Colorado school district denies allegations of grade inflation

By: Associated Press
April 13, 2014 Updated: April 13, 2014 at 4:39 pm

GRAND JUNCTION — A Grand Junction school district is denying allegations of grade inflation after several teachers testified in a case involving the termination of a teacher.

The Daily Sentinel reports Sunday ( that an administrative law judge recommended retaining Grand Junction High School math teacher Jane White after teachers testified that administrators pressure them to avoid giving students D's and F's. Judge Matthew E. Norwood wrote that multiple teachers testified administrators pressured them in order to minimize complaints from parents and ensure extracurricular eligibility.

Norwood wrote that White was disciplined after complaining about the elimination of a math tutoring program.

District 51 Chief Academic Officer Bill Larsen said teachers district-wide are encouraged to teach or recommend tutoring among ways to prevent students from getting failing grades.

Any credible evidence that an administrator was encouraging teachers to inflate grades based on anything other than student effort "would be grounds for dismissal," Larsen said

"Whenever there's a large number of D and F students in a class we say, 'What do we need to do to improve those grades?' " Larsen said. "There can't be any ambiguity in how that is said with administration."

But in his findings, Norwood wrote: "'Failure was not an option' was the message these teachers received .... The administration sought to minimize complaints from parents and wanted to make sure that students remained eligible for athletic competition, marching band and other activities. Such eligibility was very important for some parents. Some parents would themselves complete a student's homework."

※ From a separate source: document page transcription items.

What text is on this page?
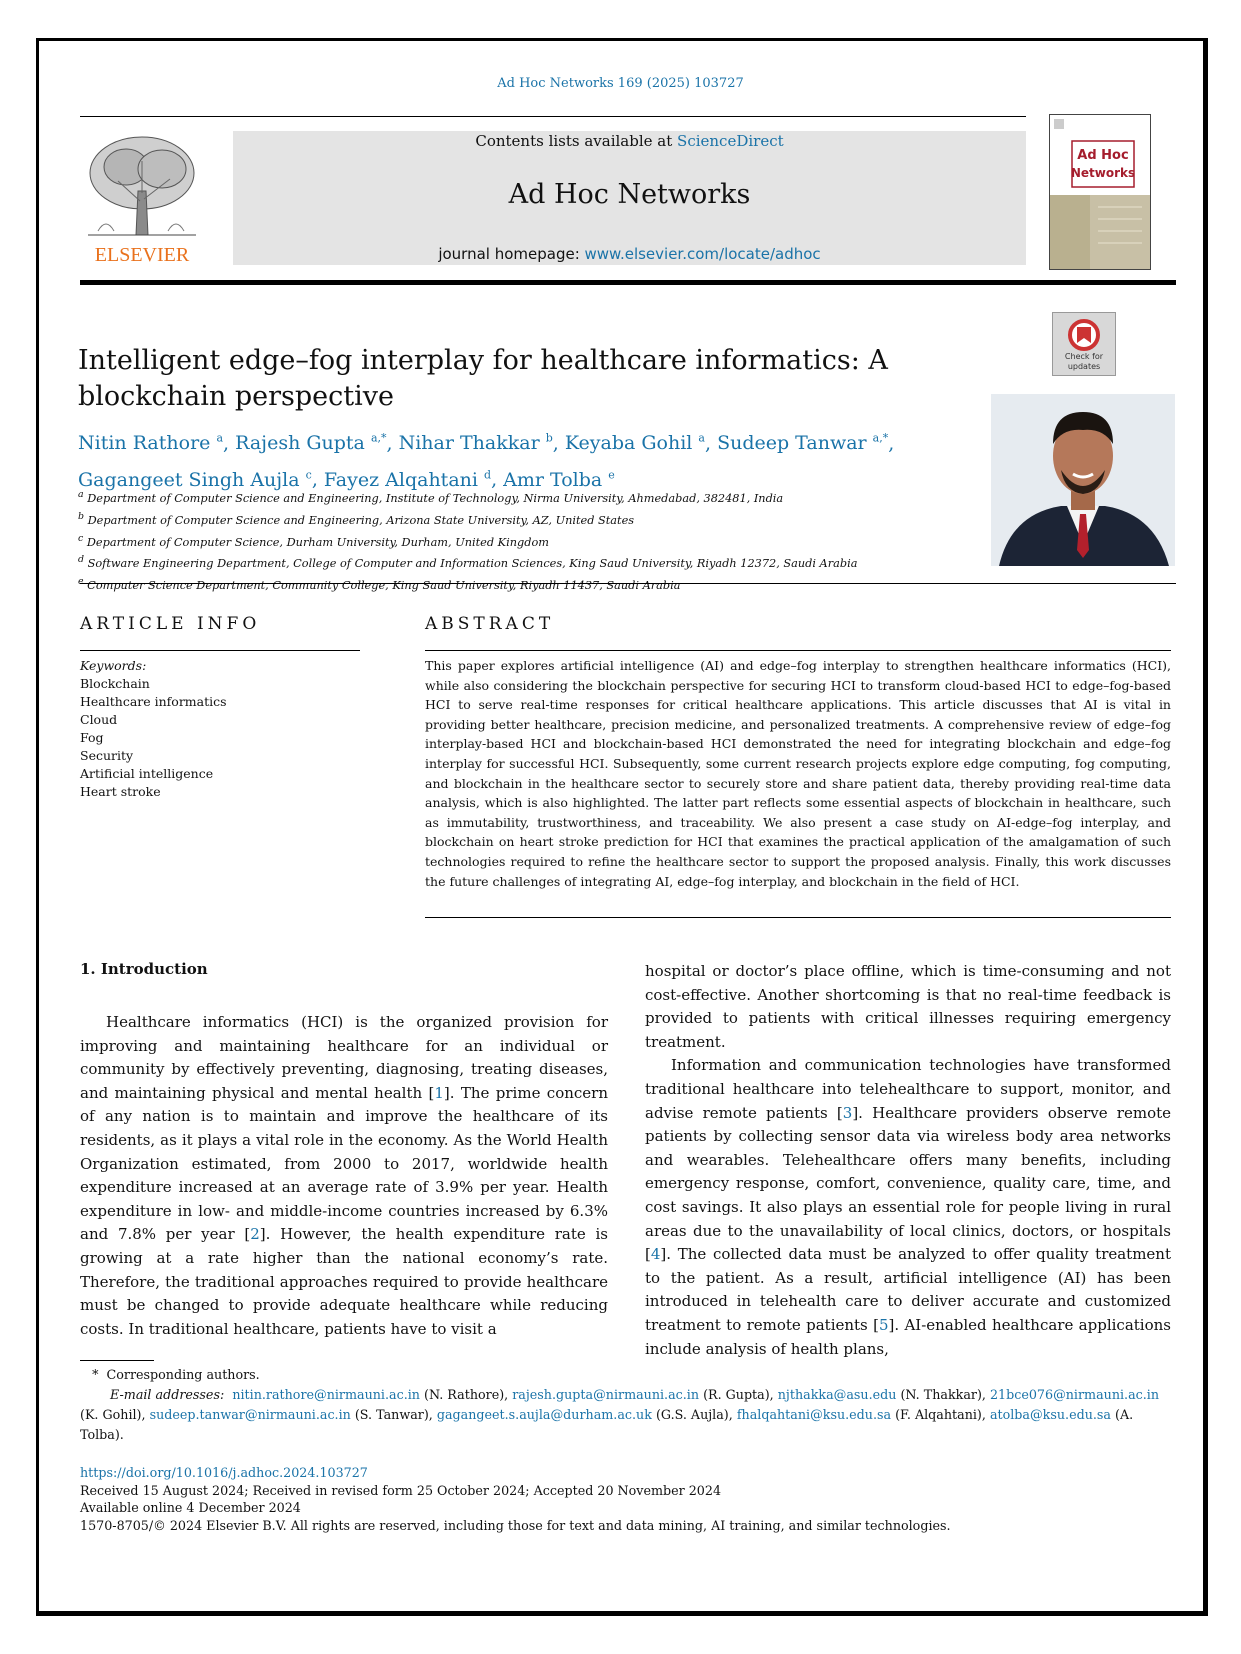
Ad Hoc Networks 169 (2025) 103727
ELSEVIER
Contents lists available at ScienceDirect
Ad Hoc Networks
journal homepage: www.elsevier.com/locate/adhoc
Ad Hoc
Networks
Check for
updates
Intelligent edge–fog interplay for healthcare informatics: A blockchain perspective
Nitin Rathore $^a$, Rajesh Gupta $^{a,*}$, Nihar Thakkar $^b$, Keyaba Gohil $^a$, Sudeep Tanwar $^{a,*}$,
Gagangeet Singh Aujla $^c$, Fayez Alqahtani $^d$, Amr Tolba $^e$
$^a$ Department of Computer Science and Engineering, Institute of Technology, Nirma University, Ahmedabad, 382481, India
$^b$ Department of Computer Science and Engineering, Arizona State University, AZ, United States
$^c$ Department of Computer Science, Durham University, Durham, United Kingdom
$^d$ Software Engineering Department, College of Computer and Information Sciences, King Saud University, Riyadh 12372, Saudi Arabia
$^e$ Computer Science Department, Community College, King Saud University, Riyadh 11437, Saudi Arabia
ARTICLE INFO
Keywords:
Blockchain
Healthcare informatics
Cloud
Fog
Security
Artificial intelligence
Heart stroke
ABSTRACT
This paper explores artificial intelligence (AI) and edge–fog interplay to strengthen healthcare informatics (HCI), while also considering the blockchain perspective for securing HCI to transform cloud-based HCI to edge–fog-based HCI to serve real-time responses for critical healthcare applications. This article discusses that AI is vital in providing better healthcare, precision medicine, and personalized treatments. A comprehensive review of edge–fog interplay-based HCI and blockchain-based HCI demonstrated the need for integrating blockchain and edge–fog interplay for successful HCI. Subsequently, some current research projects explore edge computing, fog computing, and blockchain in the healthcare sector to securely store and share patient data, thereby providing real-time data analysis, which is also highlighted. The latter part reflects some essential aspects of blockchain in healthcare, such as immutability, trustworthiness, and traceability. We also present a case study on AI-edge–fog interplay, and blockchain on heart stroke prediction for HCI that examines the practical application of the amalgamation of such technologies required to refine the healthcare sector to support the proposed analysis. Finally, this work discusses the future challenges of integrating AI, edge–fog interplay, and blockchain in the field of HCI.
1. Introduction

Healthcare informatics (HCI) is the organized provision for improving and maintaining healthcare for an individual or community by effectively preventing, diagnosing, treating diseases, and maintaining physical and mental health [1]. The prime concern of any nation is to maintain and improve the healthcare of its residents, as it plays a vital role in the economy. As the World Health Organization estimated, from 2000 to 2017, worldwide health expenditure increased at an average rate of 3.9% per year. Health expenditure in low- and middle-income countries increased by 6.3% and 7.8% per year [2]. However, the health expenditure rate is growing at a rate higher than the national economy’s rate. Therefore, the traditional approaches required to provide healthcare must be changed to provide adequate healthcare while reducing costs. In traditional healthcare, patients have to visit a

hospital or doctor’s place offline, which is time-consuming and not cost-effective. Another shortcoming is that no real-time feedback is provided to patients with critical illnesses requiring emergency treatment.

Information and communication technologies have transformed traditional healthcare into telehealthcare to support, monitor, and advise remote patients [3]. Healthcare providers observe remote patients by collecting sensor data via wireless body area networks and wearables. Telehealthcare offers many benefits, including emergency response, comfort, convenience, quality care, time, and cost savings. It also plays an essential role for people living in rural areas due to the unavailability of local clinics, doctors, or hospitals [4]. The collected data must be analyzed to offer quality treatment to the patient. As a result, artificial intelligence (AI) has been introduced in telehealth care to deliver accurate and customized treatment to remote patients [5]. AI-enabled healthcare applications include analysis of health plans,

* Corresponding authors.
E-mail addresses: nitin.rathore@nirmauni.ac.in (N. Rathore), rajesh.gupta@nirmauni.ac.in (R. Gupta), njthakka@asu.edu (N. Thakkar), 21bce076@nirmauni.ac.in (K. Gohil), sudeep.tanwar@nirmauni.ac.in (S. Tanwar), gagangeet.s.aujla@durham.ac.uk (G.S. Aujla), fhalqahtani@ksu.edu.sa (F. Alqahtani), atolba@ksu.edu.sa (A. Tolba).
https://doi.org/10.1016/j.adhoc.2024.103727
Received 15 August 2024; Received in revised form 25 October 2024; Accepted 20 November 2024
Available online 4 December 2024
1570-8705/© 2024 Elsevier B.V. All rights are reserved, including those for text and data mining, AI training, and similar technologies.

The District 51 School Board members deadlocked last week on deciding whether to fire White after 15 years on the job.

Larsen said teachers may be asked to re-teach one or more concepts if multiple students are failing or students who have failed may be sent to a computer lab for credit, or may be sent to tutoring before or after school.

Norwood's decision notes that White was disciplined after she said she was "speechless" and "flabbergasted" at the lack of support for a student math tutoring program aimed at students receiving D's and F's in math class. Administrators cut the after-school program because of costs.